Why The Count of Monte Cristo Wasn't an Investor: Hidden Emotions = Poor Choices
One of the true "blessing-curses" that comes with having a Ph.D. in psychology is the introspection, that instinct to revisit decisions to determine the deeper, underlying factors behind them.
It can be a painful exercise, but is almost always a worthwhile one. And the revelations may surprise you. I'll relate a recent anecdote. But this is no tale of investing, my friends.... this is a tale... of revenge!
I decided last month to buy some JDSU (recently voted the "The Worst 5 Year Performer" by Wall Street Journal Online. Congratulations - I guess).
JDSU is not the typical stock that I like to buy. It's a former highflyer beaten down beyond all recognition. It's volatile. When it's not, it sinks like a row boat with a small leak. And, frankly, I don't understand what the heck they do. And I read the company profile. Twice. See if you can make sense of it. http://finance.yahoo.com/q/pr?s=JDSU. (I double dog dare you.)
But I decided to buy it anyway. There was a buzz ("They're turning it around!"). Cramer mentioned it. Whatever the reason, I jumped in. Naturally, in keeping with what I call "Whack-A-Mole Syndrome"(TM), I bought it precisely at its high and have watched myself lose 10% in the span of a couple of weeks.
In looking back at this strange decision, I discovered something. My thoughts and emotions were curious. Off center. Not what they typically were.
You see, someone close to me had bought a position in JDSU at $13/share a while back. It was down from a high of close to 90. Seeing it as a buying opportunity, this (otherwise wise) individual uttered those fateful words... "How much lower could it go?" and proceeded to grab the falling knife as it went past.
How much lower? There is only one answer to that question and we all know what it is. In the case of JDSU, it reached a low of $1.32/share.

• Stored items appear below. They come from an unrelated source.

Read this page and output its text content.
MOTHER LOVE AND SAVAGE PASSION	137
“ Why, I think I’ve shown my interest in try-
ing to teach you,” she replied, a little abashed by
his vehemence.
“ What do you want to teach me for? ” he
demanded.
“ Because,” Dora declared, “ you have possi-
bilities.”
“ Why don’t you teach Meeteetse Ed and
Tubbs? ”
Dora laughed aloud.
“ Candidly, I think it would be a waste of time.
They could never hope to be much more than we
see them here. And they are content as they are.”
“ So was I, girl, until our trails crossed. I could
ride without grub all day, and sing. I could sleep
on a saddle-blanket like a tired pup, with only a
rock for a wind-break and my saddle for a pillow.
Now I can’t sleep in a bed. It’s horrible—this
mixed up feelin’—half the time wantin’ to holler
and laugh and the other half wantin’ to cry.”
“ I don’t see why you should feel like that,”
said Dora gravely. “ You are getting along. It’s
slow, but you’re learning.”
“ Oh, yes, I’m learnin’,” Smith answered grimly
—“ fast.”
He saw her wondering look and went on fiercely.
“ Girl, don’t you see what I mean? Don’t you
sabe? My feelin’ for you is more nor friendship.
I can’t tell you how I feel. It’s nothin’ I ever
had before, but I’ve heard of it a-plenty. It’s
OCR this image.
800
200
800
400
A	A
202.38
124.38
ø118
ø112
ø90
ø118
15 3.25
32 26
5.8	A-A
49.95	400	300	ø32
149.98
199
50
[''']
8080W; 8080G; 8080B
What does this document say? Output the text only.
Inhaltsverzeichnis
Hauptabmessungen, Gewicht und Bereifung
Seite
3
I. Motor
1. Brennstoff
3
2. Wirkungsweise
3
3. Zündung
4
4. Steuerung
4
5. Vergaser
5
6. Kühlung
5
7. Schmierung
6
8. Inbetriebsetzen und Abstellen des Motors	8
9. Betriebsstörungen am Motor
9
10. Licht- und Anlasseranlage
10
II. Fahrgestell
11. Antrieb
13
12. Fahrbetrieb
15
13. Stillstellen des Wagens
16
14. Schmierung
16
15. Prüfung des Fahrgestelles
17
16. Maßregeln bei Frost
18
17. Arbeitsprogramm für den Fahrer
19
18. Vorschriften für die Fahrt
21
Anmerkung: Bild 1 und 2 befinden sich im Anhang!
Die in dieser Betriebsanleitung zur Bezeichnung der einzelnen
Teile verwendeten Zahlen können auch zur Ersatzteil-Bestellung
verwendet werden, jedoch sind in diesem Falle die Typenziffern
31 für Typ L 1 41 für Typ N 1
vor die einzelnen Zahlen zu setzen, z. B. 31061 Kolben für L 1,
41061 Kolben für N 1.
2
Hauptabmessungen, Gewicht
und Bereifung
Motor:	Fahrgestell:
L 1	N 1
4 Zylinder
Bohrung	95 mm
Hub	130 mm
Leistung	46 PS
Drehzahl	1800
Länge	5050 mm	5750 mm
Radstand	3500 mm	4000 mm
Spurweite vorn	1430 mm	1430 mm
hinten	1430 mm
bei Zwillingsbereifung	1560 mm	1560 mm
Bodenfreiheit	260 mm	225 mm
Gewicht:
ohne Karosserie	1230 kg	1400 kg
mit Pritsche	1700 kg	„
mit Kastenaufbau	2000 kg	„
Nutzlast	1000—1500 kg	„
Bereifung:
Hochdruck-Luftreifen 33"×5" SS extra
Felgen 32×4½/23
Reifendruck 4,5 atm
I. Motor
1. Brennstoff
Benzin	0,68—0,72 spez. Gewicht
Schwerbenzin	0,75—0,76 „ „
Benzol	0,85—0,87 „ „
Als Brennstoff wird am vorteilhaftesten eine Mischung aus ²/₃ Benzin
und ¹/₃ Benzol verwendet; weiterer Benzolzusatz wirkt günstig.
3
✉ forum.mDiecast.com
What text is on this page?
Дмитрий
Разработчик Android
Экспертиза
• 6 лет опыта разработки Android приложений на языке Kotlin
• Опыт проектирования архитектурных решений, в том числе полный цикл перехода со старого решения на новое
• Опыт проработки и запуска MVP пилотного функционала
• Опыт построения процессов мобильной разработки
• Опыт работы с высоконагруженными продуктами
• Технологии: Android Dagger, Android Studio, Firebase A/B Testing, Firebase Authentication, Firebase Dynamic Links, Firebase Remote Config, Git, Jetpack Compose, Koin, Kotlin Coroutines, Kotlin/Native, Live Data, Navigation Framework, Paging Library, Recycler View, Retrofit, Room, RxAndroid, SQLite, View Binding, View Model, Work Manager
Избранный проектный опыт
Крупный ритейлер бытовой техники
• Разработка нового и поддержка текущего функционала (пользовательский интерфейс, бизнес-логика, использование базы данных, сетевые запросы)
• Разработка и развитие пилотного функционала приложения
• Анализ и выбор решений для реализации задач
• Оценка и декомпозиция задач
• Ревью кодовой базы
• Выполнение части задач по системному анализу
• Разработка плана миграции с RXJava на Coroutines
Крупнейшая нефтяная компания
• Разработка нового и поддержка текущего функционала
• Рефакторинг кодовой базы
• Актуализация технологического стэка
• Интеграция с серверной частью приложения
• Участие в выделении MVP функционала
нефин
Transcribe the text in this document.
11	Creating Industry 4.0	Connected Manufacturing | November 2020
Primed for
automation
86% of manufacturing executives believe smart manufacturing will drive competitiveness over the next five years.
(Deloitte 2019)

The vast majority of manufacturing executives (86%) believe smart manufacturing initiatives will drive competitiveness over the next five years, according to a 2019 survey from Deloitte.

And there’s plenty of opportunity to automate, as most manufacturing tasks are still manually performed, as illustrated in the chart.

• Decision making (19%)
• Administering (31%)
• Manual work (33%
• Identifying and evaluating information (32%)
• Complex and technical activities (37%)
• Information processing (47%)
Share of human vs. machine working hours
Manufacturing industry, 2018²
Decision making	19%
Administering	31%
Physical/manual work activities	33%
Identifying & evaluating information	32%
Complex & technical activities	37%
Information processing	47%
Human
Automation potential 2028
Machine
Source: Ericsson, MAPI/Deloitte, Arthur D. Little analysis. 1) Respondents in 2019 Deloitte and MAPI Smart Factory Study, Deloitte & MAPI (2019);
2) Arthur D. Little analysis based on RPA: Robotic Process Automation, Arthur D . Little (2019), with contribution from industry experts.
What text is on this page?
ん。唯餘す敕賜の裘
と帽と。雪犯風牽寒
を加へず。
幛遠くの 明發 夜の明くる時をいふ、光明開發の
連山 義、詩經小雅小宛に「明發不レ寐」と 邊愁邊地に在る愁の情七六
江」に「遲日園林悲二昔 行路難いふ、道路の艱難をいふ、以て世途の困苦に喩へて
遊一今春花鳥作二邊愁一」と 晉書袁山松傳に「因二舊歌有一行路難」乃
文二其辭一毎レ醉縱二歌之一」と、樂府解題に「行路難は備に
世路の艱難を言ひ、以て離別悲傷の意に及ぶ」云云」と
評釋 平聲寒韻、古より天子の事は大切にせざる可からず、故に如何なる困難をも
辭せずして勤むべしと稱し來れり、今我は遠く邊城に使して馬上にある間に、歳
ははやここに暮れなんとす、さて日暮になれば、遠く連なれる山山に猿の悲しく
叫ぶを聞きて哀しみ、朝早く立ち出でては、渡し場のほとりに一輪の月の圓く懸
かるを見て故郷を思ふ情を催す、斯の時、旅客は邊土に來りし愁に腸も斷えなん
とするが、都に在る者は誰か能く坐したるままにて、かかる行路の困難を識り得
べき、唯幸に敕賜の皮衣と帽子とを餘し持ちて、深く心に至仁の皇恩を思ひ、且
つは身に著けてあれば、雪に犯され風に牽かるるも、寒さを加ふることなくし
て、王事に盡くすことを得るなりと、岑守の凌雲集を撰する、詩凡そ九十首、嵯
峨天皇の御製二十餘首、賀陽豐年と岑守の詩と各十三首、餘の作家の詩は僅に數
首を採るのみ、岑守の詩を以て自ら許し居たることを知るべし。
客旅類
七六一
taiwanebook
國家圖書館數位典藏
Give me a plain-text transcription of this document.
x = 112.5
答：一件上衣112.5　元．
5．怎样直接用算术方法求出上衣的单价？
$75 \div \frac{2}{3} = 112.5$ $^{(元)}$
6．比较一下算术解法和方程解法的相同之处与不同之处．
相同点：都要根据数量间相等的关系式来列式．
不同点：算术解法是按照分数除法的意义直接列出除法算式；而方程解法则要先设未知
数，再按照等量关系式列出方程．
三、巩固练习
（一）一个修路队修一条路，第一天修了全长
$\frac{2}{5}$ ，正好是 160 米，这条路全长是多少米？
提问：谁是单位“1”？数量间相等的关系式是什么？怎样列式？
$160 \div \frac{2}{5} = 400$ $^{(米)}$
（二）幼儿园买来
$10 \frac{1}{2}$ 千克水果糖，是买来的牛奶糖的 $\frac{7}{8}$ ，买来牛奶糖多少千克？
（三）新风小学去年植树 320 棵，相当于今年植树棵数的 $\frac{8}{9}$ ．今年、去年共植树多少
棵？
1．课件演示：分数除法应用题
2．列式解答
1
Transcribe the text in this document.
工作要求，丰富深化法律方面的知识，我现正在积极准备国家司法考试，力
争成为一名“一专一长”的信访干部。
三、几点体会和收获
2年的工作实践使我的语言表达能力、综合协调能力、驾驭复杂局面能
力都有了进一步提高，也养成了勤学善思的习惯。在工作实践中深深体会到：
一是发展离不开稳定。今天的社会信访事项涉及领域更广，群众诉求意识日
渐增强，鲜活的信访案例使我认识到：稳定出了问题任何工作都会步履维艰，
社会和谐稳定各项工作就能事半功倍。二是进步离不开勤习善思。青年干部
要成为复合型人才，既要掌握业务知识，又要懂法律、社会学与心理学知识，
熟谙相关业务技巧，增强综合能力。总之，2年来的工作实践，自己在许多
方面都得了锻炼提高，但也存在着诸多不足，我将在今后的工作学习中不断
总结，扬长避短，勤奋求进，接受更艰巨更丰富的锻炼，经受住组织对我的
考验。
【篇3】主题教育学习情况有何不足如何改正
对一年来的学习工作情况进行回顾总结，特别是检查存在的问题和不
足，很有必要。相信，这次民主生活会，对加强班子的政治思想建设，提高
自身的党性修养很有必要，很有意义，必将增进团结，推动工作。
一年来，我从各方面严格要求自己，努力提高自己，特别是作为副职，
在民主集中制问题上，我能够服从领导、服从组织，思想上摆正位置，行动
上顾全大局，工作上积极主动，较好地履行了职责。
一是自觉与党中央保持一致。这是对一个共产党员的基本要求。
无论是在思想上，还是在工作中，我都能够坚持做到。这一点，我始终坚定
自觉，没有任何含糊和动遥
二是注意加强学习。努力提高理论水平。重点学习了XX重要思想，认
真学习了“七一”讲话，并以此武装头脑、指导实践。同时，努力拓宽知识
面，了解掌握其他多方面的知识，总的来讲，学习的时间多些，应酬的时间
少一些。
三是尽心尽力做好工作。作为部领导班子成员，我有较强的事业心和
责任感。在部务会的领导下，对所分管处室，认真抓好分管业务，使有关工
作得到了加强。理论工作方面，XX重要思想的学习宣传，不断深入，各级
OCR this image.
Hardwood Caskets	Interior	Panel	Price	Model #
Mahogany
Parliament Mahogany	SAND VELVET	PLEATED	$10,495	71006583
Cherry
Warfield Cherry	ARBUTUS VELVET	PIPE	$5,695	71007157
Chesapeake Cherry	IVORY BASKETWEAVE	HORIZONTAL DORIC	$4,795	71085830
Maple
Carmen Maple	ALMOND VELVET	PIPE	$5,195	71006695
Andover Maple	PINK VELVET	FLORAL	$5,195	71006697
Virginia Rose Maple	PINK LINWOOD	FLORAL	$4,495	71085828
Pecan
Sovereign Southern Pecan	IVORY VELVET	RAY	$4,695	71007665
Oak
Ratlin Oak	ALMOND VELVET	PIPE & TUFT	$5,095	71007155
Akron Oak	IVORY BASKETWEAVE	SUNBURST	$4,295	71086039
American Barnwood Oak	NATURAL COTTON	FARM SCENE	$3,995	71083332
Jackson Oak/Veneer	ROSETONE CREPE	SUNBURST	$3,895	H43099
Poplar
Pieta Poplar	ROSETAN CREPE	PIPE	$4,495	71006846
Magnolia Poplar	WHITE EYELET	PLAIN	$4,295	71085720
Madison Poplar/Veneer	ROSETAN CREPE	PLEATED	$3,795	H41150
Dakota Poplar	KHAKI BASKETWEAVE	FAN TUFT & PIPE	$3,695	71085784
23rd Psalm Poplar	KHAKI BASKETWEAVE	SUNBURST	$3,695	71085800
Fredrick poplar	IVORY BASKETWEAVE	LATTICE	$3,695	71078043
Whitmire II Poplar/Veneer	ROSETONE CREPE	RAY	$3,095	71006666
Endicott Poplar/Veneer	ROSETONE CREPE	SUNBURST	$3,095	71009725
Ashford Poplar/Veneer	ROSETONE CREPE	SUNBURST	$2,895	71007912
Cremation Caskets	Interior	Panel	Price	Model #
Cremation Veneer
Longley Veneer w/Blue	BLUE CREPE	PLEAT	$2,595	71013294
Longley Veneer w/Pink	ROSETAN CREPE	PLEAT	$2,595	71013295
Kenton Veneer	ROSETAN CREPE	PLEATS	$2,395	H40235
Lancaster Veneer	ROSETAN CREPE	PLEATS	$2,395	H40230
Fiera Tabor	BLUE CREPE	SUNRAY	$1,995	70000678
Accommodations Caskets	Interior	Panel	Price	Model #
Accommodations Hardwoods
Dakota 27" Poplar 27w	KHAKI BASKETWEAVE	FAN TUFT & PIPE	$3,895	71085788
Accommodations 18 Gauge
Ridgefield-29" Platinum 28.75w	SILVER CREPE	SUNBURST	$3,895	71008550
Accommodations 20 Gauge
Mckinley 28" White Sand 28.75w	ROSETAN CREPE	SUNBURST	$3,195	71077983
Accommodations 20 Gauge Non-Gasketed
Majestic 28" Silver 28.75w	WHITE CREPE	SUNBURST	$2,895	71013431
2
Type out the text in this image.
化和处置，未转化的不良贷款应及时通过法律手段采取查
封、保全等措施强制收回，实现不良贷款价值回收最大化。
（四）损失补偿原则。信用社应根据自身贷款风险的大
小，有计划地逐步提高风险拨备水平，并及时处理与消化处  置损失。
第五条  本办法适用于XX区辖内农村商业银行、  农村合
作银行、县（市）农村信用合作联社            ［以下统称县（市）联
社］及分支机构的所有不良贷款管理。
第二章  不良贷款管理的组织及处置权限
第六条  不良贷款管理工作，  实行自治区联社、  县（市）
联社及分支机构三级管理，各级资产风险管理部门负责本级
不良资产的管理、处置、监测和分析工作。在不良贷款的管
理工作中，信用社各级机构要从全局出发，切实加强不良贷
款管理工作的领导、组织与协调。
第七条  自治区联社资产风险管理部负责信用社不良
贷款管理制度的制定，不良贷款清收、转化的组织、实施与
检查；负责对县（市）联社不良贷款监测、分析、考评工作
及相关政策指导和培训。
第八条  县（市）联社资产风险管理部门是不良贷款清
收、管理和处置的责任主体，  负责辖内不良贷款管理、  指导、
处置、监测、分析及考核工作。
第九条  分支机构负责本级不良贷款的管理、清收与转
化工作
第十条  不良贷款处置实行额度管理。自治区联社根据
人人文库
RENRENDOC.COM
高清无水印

But that was years ago. It had climbed since then. Turned the corner. It was up over $3/share now. So I decided to I'd hop on the upswing. Make a quick profit. Get out.
It was in watching the stock drift lower that that the hidden emotions began to reveal themselves.
The person who had bought the stock at $13/share passed away suddenly in December.
He will never see a profit from JDSU.
But I could. And (damnit) I would.
I didn't care about the money. Seriously. I cared about payback -- literally and figuratively. Just a little profit. Didn't have to be a lot. Just a few bucks. I wanted this stock to give something back. The stock owed us that.
Someone forgot to tell the stock. So now I have this stock I don't want and -- for the moment -- it would appear I fell into the same trap. (Hey, I said it was a tale of revenge, not successful revenge.)
Investing isn't personal; it's business. We know this. But every once in a while the Market (In Her infinite wisdom) reminds us.
This particular case is an extreme example. I recognize that. Most hidden emotions are much more mundane. Nonetheless, I invite you to pick a stock that has bedeviled you, look back, and explore the reasons why you bought it. You may learn something about yourself or even detect a blindspot that could save you in the future.
If you like, write myself and Dr. Peterson. We'd be happy to supply an observation or just hear your story.
As for me, maybe I'll go back to investing in MO. Yes, they make cigarettes. But at least I know what cigarettes are. Besides, I have some relatives who smoke. It's not pretty. The wheezing at the top of every staircase. The uncontrollable coughing fits. Yellow fingers... I think they'd be pleased to know that Altria was giving them something in return.
Uh oh... here I go again.
Years ago, when I was a dumb broker, I had clients with fantastic gains in International Game Technogy (IGT).
It had been a great story stock and I had built up a sizeable position for many investors.
The Dean Witter analyst that followed IGT announced on the shout down box one morning that went to every Dean Witter branch that "the party was over for IGT" and he flat out said the major capital gains were over for good.
I knew that analysts are quite rosey on their outlook, so when one is shouting "Sell!" it made sense to pay very close attention.
But I didn't listen. Or at best my few attempts to present the sell idea to clients were rejected with a “well, let’s watch it” attitude. Famous last words, eh?
And the stock stalled and we held, and then it fell about sixty percent. And I stood there and stared at the telephone.
Looking back, the analyst was wrong about the gains being over although it took IGT about seven years before weary investors were rewarded.
It’s like we wanted to let everybody else out the barn door so we could follow. It’s not one of my favorite stories from those days.
Now I’m just a dumb RIA who uses quantitative model portfolios. Since I’ve taken my emotions out of the process my clients think I’m a genius, unlike my wife.